Hawaii's isolation in the Pacific Ocean is also beneficial for his studies. Relatively few dominant species have arrived to colonize the slopes of Mauna Loa, so similar plants can be studied at very different locations.

Vitousek studies plant growth and soil composition at different sites around the mountain to look for answers to two general questions. He is looking for the factors that control the balance between plant production and decomposition, and thus the balance between carbon gain to the atmosphere (as plants decay) and carbon loss to the atmosphere (as plants grow). And he is interested in general principles that explain how soil nutrients limit plant productivity, depending on climate and the age of the soil.

As one example, Vitousek said his research team has shown that as they travel down in altitude and up in temperature on Mauna Loa's slopes, plant production increases in a linear fashion, increasing by a constant amount with every constant change in elevation.
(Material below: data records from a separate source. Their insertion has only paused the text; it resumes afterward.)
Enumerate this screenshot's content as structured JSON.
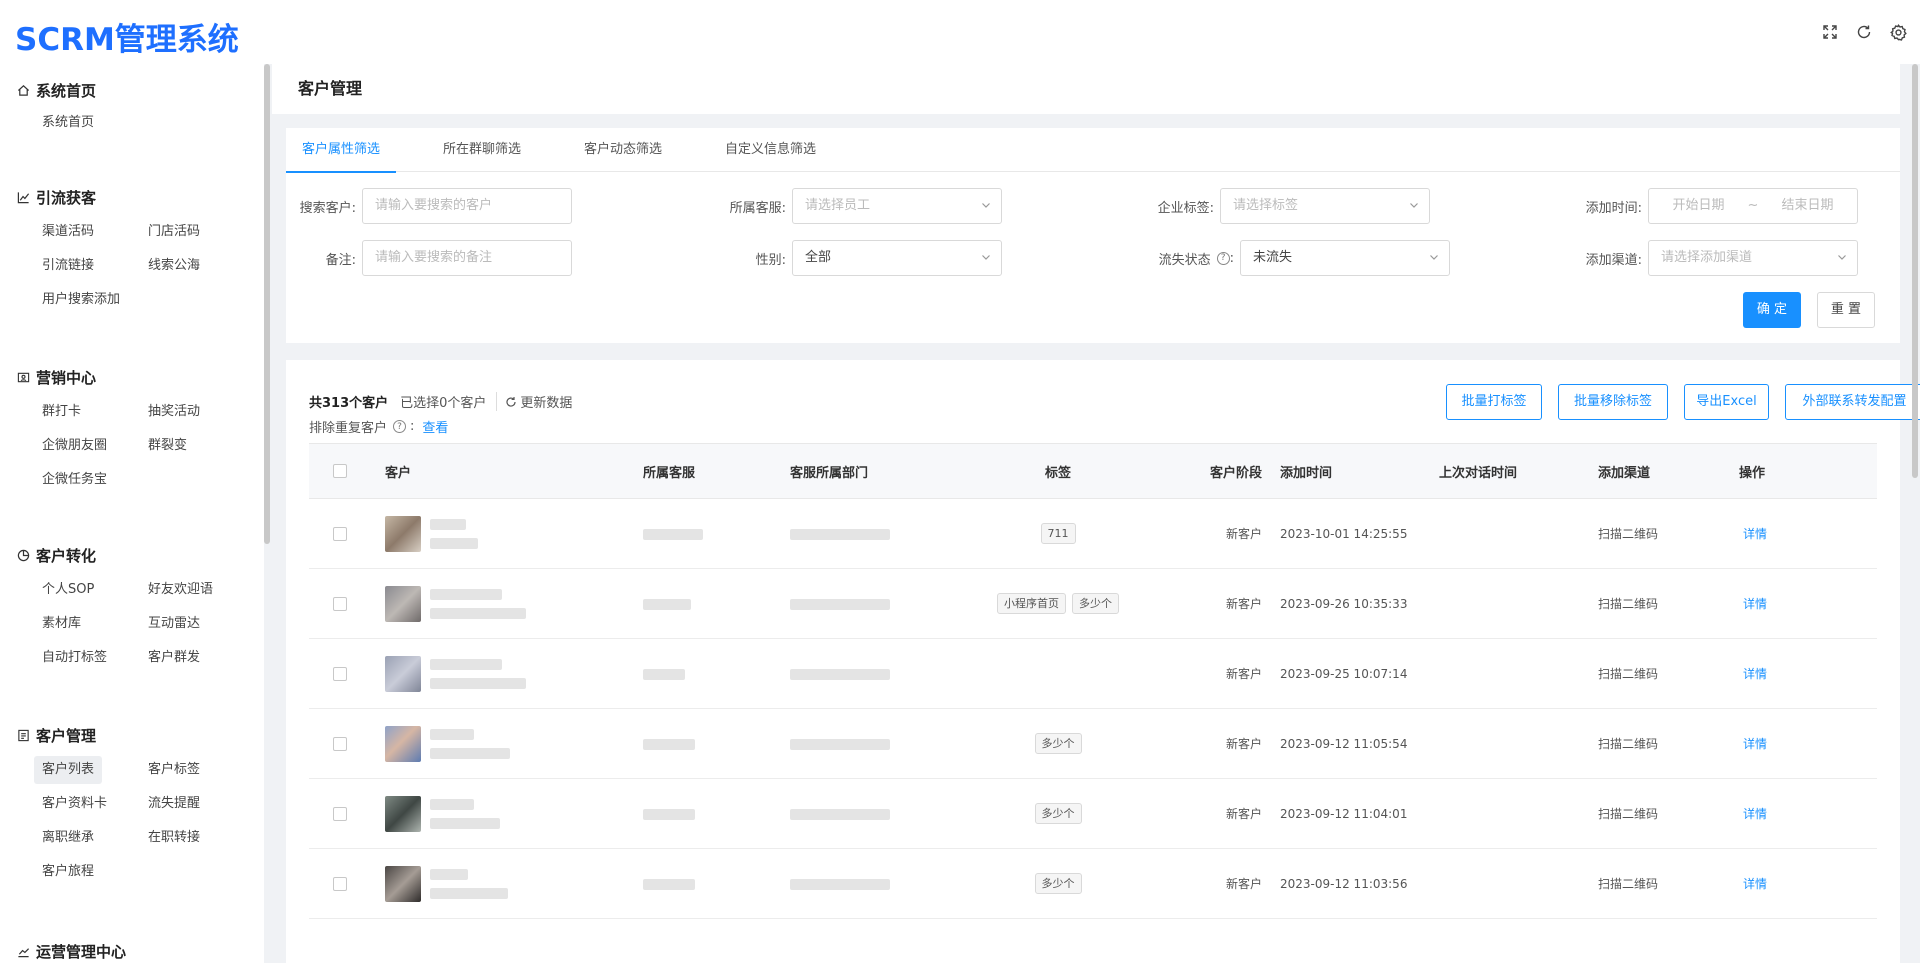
{
  "app": {
    "brand": "SCRM管理系统"
  },
  "sidebar": {
    "groups": [
      {
        "title": "系统首页",
        "icon": "home-icon",
        "items": [
          "系统首页"
        ]
      },
      {
        "title": "引流获客",
        "icon": "chart-line-icon",
        "items": [
          "渠道活码",
          "门店活码",
          "引流链接",
          "线索公海",
          "用户搜索添加"
        ]
      },
      {
        "title": "营销中心",
        "icon": "id-card-icon",
        "items": [
          "群打卡",
          "抽奖活动",
          "企微朋友圈",
          "群裂变",
          "企微任务宝"
        ]
      },
      {
        "title": "客户转化",
        "icon": "pie-chart-icon",
        "items": [
          "个人SOP",
          "好友欢迎语",
          "素材库",
          "互动雷达",
          "自动打标签",
          "客户群发"
        ]
      },
      {
        "title": "客户管理",
        "icon": "document-icon",
        "items": [
          "客户列表",
          "客户标签",
          "客户资料卡",
          "流失提醒",
          "离职继承",
          "在职转接",
          "客户旅程"
        ],
        "active": "客户列表"
      },
      {
        "title": "运营管理中心",
        "icon": "trend-icon",
        "items": []
      }
    ]
  },
  "page": {
    "title": "客户管理"
  },
  "filters": {
    "tabs": [
      "客户属性筛选",
      "所在群聊筛选",
      "客户动态筛选",
      "自定义信息筛选"
    ],
    "active_tab": "客户属性筛选",
    "search_label": "搜索客户:",
    "search_placeholder": "请输入要搜索的客户",
    "staff_label": "所属客服:",
    "staff_placeholder": "请选择员工",
    "tag_label": "企业标签:",
    "tag_placeholder": "请选择标签",
    "date_label": "添加时间:",
    "date_start": "开始日期",
    "date_sep": "~",
    "date_end": "结束日期",
    "remark_label": "备注:",
    "remark_placeholder": "请输入要搜索的备注",
    "gender_label": "性别:",
    "gender_value": "全部",
    "churn_label": "流失状态",
    "churn_colon": ":",
    "churn_value": "未流失",
    "channel_label": "添加渠道:",
    "channel_placeholder": "请选择添加渠道",
    "confirm": "确 定",
    "reset": "重 置"
  },
  "list": {
    "total_text": "共313个客户",
    "selected_text": "已选择0个客户",
    "refresh_text": "更新数据",
    "dedup_text": "排除重复客户",
    "dedup_colon": ":",
    "dedup_link": "查看",
    "actions": [
      "批量打标签",
      "批量移除标签",
      "导出Excel",
      "外部联系转发配置"
    ],
    "columns": [
      "客户",
      "所属客服",
      "客服所属部门",
      "标签",
      "客户阶段",
      "添加时间",
      "上次对话时间",
      "添加渠道",
      "操作"
    ],
    "rows": [
      {
        "tags": [
          "711"
        ],
        "stage": "新客户",
        "added": "2023-10-01 14:25:55",
        "last": "",
        "channel": "扫描二维码",
        "op": "详情"
      },
      {
        "tags": [
          "小程序首页",
          "多少个"
        ],
        "stage": "新客户",
        "added": "2023-09-26 10:35:33",
        "last": "",
        "channel": "扫描二维码",
        "op": "详情"
      },
      {
        "tags": [],
        "stage": "新客户",
        "added": "2023-09-25 10:07:14",
        "last": "",
        "channel": "扫描二维码",
        "op": "详情"
      },
      {
        "tags": [
          "多少个"
        ],
        "stage": "新客户",
        "added": "2023-09-12 11:05:54",
        "last": "",
        "channel": "扫描二维码",
        "op": "详情"
      },
      {
        "tags": [
          "多少个"
        ],
        "stage": "新客户",
        "added": "2023-09-12 11:04:01",
        "last": "",
        "channel": "扫描二维码",
        "op": "详情"
      },
      {
        "tags": [
          "多少个"
        ],
        "stage": "新客户",
        "added": "2023-09-12 11:03:56",
        "last": "",
        "channel": "扫描二维码",
        "op": "详情"
      }
    ]
  },
  "colors": {
    "primary": "#1890ff",
    "brand": "#1e6fff"
  }
}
Decomposition increases exponentially, doubling after 1,000 meters, quadrupling after 2,000 meters or so. This suggests that in a warming tropical climate, plants will decay and release nutrients to the soil and the air at a faster rate than new plants take up the nutrients and grow.

One of Vitousek's graduate students, Alan Townsend, devised a model to calculate what this balance might mean during a period of global warming. He calculated that warmed-up tropical forests would decay more rapidly than plants could grow. They would produce extra carbon dioxide, which would act in a feedback loop to contribute to more warming. But in arctic tundra, a slight global warming would speed up plant production that had been inhibited by chilly temperatures. This would remove some CO2 from the atmosphere, and partly reverse the warming trend.

"The world is much more complicated than Mauna Loa," Vitousek said. "By studying Mauna Loa, we get data about a set of major processes and how they vary. Then you have to start thinking about real- world complications on continents."

He said that understanding a simple ecosystem is like understanding how organs work in a laboratory animal like a white rat. "You can apply that understanding in more complex systems - not every detail of it, because the complex systems include important new phenomena. But your path to understanding more complex systems is smoothed by your understanding of the simple ones."